The actors, of course, vary their performances between the two main versions of reality as well - full of good cheer and free of any rough edges in the birthday party, frightened and angry in reality, and veering even further into black comedy when the film shifts to other venues, such as a Jerry Springer-esque talk show set when it becomes clear that Stewart isn't the only one with issues. I like how Nemec plays Stewart as fairly low-key even when he's killing or waving a gun around; it makes him seem even more genuinely disconnected from reality. Weitz and Allen are funny as his parents, acting as though their son's activities are mainly embarrassing; I particularly love how annoyed Jack seems to be most of the time. de Lancie and Strickland are similarly annoyed, just with no need to enable, and they're actors who are good with the sarcasm.
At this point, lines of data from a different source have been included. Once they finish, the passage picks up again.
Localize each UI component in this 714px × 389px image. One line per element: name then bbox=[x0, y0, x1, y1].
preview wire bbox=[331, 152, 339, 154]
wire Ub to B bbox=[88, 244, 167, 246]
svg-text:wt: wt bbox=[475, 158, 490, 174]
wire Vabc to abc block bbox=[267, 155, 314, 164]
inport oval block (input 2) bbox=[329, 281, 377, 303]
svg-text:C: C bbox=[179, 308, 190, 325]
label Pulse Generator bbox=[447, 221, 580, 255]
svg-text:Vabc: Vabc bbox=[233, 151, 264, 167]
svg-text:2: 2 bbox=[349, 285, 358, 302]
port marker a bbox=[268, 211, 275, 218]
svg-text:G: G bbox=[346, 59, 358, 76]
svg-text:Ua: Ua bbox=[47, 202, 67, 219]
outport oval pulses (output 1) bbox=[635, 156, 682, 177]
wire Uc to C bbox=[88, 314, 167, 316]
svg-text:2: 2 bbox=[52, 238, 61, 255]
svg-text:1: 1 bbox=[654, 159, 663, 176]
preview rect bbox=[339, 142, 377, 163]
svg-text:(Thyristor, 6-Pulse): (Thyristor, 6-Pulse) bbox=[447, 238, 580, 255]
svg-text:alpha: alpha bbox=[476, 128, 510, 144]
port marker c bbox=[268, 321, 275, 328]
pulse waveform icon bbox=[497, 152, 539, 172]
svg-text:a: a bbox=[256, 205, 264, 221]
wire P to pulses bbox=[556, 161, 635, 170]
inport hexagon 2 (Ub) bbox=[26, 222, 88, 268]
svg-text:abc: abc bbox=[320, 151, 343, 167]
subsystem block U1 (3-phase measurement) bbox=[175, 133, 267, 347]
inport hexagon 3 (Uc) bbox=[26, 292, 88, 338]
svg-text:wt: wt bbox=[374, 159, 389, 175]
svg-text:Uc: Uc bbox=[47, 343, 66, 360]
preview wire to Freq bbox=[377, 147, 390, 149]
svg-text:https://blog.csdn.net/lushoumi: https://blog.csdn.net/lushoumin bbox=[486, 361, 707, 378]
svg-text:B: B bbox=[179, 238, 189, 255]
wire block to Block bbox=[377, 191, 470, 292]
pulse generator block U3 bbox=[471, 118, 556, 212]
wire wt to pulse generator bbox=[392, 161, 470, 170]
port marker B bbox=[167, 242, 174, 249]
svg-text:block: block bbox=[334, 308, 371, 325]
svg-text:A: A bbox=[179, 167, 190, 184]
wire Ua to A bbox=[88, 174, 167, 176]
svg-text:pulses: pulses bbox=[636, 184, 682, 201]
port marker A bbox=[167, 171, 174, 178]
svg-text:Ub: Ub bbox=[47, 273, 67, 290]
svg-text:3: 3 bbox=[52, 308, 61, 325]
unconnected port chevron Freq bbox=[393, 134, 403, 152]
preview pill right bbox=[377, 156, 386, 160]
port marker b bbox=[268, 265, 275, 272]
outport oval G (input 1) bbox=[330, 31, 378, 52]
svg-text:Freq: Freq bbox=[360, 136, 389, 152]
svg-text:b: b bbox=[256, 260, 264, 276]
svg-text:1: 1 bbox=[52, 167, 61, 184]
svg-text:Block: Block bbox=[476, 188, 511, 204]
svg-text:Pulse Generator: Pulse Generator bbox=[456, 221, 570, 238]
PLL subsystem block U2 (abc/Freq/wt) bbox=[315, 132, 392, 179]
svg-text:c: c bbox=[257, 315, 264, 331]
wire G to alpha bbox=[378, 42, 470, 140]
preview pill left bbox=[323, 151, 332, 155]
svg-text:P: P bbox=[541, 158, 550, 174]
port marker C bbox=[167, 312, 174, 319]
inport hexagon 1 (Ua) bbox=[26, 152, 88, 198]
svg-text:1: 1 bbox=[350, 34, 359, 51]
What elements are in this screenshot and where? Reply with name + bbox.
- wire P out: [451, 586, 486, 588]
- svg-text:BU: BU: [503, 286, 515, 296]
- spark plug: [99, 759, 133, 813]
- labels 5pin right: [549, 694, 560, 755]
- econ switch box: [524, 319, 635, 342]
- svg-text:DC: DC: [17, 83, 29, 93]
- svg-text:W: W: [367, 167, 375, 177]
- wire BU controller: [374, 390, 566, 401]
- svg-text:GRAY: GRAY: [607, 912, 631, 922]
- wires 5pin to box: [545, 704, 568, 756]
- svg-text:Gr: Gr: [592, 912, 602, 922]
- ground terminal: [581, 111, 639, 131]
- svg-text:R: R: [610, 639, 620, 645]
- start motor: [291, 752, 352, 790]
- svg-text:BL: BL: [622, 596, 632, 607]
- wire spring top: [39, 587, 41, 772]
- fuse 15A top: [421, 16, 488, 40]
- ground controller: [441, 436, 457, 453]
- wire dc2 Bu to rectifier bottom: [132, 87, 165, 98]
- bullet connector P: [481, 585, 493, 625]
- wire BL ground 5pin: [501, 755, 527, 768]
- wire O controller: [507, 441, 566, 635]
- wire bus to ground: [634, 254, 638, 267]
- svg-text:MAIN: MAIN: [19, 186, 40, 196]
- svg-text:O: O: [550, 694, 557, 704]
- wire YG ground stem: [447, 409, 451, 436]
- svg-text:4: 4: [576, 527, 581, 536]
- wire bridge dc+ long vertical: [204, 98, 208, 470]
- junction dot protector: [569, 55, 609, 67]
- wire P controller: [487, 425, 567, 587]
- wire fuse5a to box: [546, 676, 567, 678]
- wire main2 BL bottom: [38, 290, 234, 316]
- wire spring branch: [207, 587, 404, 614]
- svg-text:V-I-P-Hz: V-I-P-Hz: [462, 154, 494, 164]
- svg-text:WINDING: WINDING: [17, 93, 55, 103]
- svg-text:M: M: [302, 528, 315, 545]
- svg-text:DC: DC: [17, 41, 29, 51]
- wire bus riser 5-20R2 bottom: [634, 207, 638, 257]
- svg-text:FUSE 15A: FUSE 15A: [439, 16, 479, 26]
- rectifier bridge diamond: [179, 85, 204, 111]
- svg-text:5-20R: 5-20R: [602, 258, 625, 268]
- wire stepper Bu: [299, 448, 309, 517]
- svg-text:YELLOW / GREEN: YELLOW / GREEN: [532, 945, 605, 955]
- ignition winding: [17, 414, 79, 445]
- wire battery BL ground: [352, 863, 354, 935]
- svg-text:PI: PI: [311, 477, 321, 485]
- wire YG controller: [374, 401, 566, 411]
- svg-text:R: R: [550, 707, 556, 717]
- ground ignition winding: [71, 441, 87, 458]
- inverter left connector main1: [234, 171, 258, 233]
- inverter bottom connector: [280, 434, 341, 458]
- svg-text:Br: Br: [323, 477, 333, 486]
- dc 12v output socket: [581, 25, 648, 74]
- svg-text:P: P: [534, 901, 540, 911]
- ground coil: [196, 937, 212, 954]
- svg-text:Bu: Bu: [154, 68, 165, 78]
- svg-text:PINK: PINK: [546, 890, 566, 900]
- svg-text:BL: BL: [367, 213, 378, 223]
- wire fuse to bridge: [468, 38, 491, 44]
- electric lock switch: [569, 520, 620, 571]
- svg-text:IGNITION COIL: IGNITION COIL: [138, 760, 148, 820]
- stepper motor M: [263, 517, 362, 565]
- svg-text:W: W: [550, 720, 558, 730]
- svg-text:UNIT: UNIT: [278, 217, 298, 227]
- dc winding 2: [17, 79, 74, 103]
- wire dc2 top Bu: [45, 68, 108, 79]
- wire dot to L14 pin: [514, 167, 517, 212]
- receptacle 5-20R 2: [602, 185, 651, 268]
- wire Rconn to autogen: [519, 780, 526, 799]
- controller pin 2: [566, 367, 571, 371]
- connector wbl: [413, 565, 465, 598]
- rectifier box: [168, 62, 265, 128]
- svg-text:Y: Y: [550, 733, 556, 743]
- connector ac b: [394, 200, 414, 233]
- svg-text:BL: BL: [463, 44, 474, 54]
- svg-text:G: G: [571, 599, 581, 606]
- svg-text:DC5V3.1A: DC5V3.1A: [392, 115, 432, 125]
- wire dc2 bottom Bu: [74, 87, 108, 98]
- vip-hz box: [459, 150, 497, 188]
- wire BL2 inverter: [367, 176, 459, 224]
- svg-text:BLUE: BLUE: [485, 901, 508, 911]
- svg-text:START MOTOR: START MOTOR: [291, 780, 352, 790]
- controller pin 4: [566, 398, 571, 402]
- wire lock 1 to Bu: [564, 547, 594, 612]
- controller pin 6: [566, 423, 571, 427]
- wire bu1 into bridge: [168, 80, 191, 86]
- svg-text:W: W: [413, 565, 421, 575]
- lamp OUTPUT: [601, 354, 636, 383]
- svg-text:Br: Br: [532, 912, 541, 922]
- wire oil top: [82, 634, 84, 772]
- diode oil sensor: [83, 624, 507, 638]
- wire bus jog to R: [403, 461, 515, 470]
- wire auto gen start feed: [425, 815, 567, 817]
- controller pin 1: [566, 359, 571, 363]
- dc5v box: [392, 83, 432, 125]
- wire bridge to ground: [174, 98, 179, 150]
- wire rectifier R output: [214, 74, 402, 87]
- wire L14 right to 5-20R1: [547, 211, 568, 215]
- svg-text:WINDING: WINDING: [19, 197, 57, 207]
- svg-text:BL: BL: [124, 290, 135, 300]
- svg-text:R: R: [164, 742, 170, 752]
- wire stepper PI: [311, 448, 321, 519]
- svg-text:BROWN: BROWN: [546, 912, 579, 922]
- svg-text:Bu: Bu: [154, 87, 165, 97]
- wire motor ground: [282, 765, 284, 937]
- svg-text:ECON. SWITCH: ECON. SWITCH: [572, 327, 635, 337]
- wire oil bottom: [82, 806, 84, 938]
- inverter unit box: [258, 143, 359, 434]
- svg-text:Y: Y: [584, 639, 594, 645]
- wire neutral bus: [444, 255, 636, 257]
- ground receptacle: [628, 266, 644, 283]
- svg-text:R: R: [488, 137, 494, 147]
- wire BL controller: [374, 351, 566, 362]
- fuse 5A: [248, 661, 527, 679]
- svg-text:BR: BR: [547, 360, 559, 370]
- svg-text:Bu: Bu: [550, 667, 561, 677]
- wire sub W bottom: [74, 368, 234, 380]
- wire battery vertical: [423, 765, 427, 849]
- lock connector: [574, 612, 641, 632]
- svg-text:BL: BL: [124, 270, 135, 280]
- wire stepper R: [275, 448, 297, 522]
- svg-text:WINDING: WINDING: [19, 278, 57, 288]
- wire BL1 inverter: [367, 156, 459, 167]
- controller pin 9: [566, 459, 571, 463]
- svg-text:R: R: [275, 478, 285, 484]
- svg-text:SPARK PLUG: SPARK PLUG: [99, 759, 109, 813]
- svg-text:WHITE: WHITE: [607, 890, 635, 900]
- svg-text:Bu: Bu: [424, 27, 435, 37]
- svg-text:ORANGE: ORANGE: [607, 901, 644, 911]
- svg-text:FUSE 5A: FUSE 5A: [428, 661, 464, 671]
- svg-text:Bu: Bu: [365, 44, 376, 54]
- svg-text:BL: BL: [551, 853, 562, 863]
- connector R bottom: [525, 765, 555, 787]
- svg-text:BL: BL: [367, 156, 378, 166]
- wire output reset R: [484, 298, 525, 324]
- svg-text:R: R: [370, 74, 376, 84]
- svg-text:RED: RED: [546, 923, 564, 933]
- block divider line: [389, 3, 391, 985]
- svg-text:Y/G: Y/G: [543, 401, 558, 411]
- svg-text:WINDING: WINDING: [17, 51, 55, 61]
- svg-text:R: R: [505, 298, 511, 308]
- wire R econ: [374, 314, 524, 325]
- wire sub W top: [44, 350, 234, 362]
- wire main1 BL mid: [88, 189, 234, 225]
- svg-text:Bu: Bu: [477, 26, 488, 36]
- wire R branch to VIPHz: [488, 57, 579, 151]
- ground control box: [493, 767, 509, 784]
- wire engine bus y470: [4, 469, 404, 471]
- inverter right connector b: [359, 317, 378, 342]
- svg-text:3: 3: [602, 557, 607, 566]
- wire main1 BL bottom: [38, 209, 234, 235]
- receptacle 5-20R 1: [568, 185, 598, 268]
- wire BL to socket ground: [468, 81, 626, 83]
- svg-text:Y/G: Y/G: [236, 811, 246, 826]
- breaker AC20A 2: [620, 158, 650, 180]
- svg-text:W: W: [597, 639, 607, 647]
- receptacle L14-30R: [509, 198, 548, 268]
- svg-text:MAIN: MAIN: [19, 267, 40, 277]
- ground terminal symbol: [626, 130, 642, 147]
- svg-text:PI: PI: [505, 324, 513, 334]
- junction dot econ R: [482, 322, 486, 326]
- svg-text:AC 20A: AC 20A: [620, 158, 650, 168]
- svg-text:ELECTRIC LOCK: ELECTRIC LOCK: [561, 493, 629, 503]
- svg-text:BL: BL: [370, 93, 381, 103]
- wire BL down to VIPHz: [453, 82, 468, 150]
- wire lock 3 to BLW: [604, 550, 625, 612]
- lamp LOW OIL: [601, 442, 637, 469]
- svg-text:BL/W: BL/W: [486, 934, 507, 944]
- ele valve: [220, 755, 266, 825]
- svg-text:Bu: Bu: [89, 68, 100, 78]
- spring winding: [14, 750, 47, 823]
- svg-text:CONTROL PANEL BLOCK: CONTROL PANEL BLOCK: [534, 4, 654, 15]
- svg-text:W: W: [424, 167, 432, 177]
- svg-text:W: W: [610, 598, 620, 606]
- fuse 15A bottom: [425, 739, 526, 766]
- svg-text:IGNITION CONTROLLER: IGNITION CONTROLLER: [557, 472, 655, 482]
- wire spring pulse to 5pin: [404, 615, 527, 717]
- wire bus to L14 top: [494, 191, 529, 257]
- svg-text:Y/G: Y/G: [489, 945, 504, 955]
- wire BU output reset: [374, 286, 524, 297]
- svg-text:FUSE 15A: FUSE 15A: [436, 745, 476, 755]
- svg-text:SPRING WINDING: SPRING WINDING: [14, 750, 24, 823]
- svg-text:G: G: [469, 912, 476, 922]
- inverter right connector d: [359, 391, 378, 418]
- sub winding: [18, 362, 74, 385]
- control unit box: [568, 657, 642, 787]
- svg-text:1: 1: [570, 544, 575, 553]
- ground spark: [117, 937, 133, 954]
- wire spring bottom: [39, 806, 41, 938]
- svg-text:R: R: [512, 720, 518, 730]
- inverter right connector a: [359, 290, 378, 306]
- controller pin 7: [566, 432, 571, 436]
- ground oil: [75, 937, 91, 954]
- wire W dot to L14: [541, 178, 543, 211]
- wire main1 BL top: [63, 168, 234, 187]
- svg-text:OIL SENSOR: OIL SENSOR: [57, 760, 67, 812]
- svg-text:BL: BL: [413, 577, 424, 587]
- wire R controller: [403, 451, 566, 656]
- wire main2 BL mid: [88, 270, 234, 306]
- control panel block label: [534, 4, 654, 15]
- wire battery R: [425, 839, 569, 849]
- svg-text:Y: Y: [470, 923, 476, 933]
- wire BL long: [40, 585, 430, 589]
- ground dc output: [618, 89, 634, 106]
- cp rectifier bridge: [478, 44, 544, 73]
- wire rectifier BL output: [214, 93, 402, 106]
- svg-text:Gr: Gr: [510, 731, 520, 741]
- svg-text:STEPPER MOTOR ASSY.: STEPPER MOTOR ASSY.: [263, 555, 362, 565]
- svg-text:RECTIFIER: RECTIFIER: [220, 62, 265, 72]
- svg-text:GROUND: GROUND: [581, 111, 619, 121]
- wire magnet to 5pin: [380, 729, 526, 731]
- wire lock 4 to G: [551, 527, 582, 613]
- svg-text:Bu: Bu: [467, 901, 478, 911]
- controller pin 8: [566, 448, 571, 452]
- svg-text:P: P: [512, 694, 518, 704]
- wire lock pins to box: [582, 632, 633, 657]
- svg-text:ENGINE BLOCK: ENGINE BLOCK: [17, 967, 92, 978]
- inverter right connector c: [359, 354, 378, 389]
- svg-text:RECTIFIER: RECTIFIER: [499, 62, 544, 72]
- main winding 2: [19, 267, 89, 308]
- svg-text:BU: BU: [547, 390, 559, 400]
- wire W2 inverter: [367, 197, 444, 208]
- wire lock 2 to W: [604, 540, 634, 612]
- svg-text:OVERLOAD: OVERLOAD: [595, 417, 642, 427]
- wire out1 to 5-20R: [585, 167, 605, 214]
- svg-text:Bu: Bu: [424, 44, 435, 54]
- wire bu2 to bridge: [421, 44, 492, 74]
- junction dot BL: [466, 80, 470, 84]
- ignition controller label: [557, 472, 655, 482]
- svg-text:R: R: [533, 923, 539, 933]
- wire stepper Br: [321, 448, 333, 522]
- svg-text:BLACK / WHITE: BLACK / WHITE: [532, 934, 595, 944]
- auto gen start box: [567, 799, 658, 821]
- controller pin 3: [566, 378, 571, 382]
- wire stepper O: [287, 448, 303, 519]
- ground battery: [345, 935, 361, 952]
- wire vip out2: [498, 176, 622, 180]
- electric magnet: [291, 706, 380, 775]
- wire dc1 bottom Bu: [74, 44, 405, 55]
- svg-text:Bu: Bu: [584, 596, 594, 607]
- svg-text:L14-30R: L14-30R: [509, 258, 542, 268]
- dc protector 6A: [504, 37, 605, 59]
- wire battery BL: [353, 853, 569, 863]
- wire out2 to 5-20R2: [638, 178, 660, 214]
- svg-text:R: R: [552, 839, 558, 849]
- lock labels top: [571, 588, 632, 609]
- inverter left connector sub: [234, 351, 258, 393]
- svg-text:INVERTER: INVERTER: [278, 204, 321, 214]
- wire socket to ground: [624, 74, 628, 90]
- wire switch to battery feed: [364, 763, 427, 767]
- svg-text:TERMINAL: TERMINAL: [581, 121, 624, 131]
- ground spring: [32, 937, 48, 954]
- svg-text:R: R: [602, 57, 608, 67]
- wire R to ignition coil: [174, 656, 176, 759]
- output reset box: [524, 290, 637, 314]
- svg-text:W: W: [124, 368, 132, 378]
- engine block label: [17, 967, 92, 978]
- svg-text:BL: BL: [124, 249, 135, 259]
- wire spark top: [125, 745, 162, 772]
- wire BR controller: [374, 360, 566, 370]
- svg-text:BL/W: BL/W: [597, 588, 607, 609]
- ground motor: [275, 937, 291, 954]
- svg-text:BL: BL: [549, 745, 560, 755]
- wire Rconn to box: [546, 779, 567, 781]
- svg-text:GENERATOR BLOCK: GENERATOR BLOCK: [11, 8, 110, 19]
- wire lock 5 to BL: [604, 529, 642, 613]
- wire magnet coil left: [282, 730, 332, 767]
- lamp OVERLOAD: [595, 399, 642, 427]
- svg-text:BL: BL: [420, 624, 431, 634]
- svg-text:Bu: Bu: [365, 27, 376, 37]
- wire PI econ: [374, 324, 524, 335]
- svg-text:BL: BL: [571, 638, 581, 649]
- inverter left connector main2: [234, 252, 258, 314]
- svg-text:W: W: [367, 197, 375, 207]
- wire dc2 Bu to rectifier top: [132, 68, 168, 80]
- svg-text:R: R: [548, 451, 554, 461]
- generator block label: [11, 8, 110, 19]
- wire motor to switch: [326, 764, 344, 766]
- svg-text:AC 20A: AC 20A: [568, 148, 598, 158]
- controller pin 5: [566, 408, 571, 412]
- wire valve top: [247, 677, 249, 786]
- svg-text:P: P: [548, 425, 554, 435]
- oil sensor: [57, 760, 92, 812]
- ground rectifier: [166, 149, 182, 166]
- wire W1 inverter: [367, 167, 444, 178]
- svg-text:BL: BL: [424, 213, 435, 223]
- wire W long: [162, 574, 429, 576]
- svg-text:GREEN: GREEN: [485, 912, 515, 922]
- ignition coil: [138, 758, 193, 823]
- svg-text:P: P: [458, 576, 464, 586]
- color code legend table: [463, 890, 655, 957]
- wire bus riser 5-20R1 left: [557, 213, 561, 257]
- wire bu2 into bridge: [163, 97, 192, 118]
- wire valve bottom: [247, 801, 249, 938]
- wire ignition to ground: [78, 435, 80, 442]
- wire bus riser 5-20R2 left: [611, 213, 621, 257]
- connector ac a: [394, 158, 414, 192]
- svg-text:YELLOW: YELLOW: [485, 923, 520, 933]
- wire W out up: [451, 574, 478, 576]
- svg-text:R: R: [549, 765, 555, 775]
Most of Quality Time is good black comedy, and while sometimes the script (based on a stage play) gets a little obvious about which film, television, and stage conventions it is appropriating and lampooning, LaMont does a good job of not going too far overboard with that - it's not subtle, but it's not treating the audience like fools, either. Still, it's worth remembering that the audience responding well to it knew what they were getting into at an "underground film festival"; I can easily see people not liking it nearly as much if they came into it cold.

Strange has a place, though, and Quality Time is, for a movie about a serial killer in a dystopian future, an enjoyably light-hearted flavor of strange.